Os motoristas começaram o ano pagando mais caro pelos combustíveis em Mato Grosso. Desde quinta-feira, dia 1º de janeiro, passaram a valer os novos valores do Imposto sobre Circulação de Mercadorias e Prestação de Serviços (ICMS) que incidem sobre a gasolina, o diesel e o biodiesel, o que provocou reajuste imediato nos preços praticados nos postos.
A gasolina sofreu aumento de 6,8% no valor do imposto, enquanto o diesel e o biodiesel tiveram alta de 4,4%. O impacto já pode ser percebido nas bombas, especialmente na região metropolitana de Cuiabá, onde os preços variam conforme o estabelecimento e a bandeira do posto.

Levantamento realizado pela reportagem em diferentes postos da grande Cuiabá mostra que o litro da gasolina está sendo vendido entre pouco mais de R$ 6,20 e R$ 6,40. Já o diesel comum aparece na faixa de R$ 6,27 a R$ 6,37, com pequenas variações entre os bairros e os horários de reposição.
O reajuste do ICMS é definido a partir de um modelo nacional que utiliza os preços médios mensais informados pela Agência Nacional do Petróleo (ANP).

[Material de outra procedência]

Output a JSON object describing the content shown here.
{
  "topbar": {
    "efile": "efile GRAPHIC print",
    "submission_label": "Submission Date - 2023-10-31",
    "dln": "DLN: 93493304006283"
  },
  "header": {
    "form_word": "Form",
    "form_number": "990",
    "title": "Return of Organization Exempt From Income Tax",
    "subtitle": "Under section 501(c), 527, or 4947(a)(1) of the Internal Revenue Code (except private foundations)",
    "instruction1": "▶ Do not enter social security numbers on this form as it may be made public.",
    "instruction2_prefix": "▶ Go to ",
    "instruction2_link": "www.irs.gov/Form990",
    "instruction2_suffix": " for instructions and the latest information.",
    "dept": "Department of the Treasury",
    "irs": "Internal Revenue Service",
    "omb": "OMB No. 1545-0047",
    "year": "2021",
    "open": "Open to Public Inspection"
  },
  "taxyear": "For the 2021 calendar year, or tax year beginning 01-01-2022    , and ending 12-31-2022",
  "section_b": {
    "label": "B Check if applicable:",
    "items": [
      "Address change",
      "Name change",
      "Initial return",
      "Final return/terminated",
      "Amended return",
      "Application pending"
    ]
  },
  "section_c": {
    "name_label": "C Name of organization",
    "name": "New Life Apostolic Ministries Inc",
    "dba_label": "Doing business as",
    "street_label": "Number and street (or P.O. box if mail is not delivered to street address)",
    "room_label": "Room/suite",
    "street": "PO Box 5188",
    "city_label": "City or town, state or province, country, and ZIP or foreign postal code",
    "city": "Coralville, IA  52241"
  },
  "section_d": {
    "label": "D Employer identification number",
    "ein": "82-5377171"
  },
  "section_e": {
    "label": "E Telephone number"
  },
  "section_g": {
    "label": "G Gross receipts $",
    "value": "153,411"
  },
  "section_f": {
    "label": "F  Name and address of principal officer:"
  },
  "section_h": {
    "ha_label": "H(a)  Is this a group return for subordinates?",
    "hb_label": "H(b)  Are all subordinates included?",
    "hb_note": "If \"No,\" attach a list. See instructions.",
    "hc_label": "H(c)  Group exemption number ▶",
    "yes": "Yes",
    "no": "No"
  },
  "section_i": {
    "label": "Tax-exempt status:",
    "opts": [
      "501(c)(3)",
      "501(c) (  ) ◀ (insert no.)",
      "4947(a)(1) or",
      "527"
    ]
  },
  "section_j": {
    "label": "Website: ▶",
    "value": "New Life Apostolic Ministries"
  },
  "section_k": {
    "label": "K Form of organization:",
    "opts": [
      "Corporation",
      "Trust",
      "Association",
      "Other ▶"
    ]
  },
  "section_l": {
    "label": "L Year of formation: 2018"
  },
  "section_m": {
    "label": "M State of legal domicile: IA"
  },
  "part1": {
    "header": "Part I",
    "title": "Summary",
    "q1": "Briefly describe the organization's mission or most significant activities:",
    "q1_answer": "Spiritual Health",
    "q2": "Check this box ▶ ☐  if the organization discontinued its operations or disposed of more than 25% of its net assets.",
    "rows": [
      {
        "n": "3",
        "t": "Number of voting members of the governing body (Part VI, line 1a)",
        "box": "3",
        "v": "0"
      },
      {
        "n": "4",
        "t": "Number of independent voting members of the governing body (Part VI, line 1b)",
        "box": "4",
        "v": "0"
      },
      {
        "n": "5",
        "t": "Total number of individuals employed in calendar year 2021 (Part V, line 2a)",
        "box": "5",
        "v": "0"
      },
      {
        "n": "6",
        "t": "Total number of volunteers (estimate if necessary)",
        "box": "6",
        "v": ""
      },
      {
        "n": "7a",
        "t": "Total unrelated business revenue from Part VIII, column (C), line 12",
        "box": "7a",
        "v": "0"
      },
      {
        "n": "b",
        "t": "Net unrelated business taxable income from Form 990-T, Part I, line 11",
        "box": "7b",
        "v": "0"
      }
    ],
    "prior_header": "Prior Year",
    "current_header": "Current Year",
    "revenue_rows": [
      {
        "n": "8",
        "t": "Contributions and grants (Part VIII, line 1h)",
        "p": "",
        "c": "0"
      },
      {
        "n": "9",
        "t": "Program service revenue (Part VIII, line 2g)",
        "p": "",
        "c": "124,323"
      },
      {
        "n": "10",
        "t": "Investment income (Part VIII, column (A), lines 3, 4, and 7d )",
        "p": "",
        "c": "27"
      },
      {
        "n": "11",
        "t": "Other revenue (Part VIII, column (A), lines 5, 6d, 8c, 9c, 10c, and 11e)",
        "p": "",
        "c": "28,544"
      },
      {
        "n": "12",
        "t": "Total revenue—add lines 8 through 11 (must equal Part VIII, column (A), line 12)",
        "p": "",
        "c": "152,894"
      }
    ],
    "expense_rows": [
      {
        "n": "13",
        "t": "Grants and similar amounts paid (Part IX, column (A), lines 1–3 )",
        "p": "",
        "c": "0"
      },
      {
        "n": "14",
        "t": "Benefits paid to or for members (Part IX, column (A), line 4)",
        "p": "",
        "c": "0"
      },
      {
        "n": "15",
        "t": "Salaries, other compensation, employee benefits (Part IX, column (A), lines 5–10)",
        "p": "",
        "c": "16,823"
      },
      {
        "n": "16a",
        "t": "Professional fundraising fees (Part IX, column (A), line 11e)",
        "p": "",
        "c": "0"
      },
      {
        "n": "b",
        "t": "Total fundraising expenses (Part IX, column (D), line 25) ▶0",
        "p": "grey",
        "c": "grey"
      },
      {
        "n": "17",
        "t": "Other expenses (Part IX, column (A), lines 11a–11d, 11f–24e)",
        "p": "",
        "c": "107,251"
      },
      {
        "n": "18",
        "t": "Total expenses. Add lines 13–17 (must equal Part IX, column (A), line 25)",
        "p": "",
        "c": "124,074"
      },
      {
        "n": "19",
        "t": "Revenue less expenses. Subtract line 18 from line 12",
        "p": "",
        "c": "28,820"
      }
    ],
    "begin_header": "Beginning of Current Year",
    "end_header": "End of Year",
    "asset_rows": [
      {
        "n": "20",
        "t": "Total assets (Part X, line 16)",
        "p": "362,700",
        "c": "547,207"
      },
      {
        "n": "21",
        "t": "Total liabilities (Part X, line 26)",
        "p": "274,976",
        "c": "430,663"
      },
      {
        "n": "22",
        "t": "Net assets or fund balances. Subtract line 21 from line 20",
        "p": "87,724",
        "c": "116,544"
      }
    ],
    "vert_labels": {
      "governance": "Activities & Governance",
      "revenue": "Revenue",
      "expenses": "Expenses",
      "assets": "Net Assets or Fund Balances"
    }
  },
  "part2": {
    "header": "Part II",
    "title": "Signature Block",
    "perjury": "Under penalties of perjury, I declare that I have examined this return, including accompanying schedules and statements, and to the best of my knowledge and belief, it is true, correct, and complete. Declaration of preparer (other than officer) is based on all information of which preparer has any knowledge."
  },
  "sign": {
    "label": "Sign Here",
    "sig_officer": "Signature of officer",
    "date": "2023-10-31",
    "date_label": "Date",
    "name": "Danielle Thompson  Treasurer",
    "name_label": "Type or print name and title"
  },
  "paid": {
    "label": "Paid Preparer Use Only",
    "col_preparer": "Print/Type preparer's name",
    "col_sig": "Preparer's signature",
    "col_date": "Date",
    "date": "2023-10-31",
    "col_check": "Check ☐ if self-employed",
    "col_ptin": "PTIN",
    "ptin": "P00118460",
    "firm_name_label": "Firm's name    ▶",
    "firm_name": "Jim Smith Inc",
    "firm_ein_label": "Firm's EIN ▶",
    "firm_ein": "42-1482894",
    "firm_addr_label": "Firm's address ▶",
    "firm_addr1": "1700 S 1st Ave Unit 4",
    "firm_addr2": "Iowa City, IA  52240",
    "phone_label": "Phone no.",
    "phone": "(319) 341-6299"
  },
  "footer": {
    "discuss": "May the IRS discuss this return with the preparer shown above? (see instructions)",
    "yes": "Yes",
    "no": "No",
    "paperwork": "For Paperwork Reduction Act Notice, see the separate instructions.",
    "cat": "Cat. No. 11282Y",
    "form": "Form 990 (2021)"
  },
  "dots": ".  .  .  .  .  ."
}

Para este cálculo, foram considerados os valores praticados entre fevereiro e agosto de 2025, comparados ao mesmo intervalo de 2024. Com base nessa variação, os estados atualizam os valores fixos do imposto cobrados sobre cada litro de combustível.
A decisão de reajustar o tributo foi tomada no âmbito do Conselho Nacional de Política Fazendária (Confaz) e publicada no Diário Oficial da União, passando a valer simultaneamente em todo o país. Este é o segundo aumento consecutivo do ICMS sobre combustíveis. O primeiro havia sido aplicado no início de 2025.
Representantes do setor reforçam que o aumento não decorre de decisão dos postos ou das distribuidoras. Segundo o presidente do Sindicato do Comércio de Combustíveis de Mato Grosso (Sindipetróleo), Claudyson Martins Alves, conhecido como Kaká, o reajuste é exclusivamente resultado da mudança na carga tributária definida pelos secretários estaduais de Fazenda.
Como os combustíveis têm peso relevante na formação de preços da economia, a elevação do imposto tende a ter efeito indireto sobre outros produtos e serviços, especialmente no transporte de cargas e no custo do frete, o que pode pressionar a inflação ao longo dos próximos meses.
Além da gasolina e do diesel, o novo modelo também atualiza a tributação sobre o gás liquefeito de petróleo (GLP), utilizado no gás de cozinha, o que pode gerar reflexos adicionais no orçamento das famílias.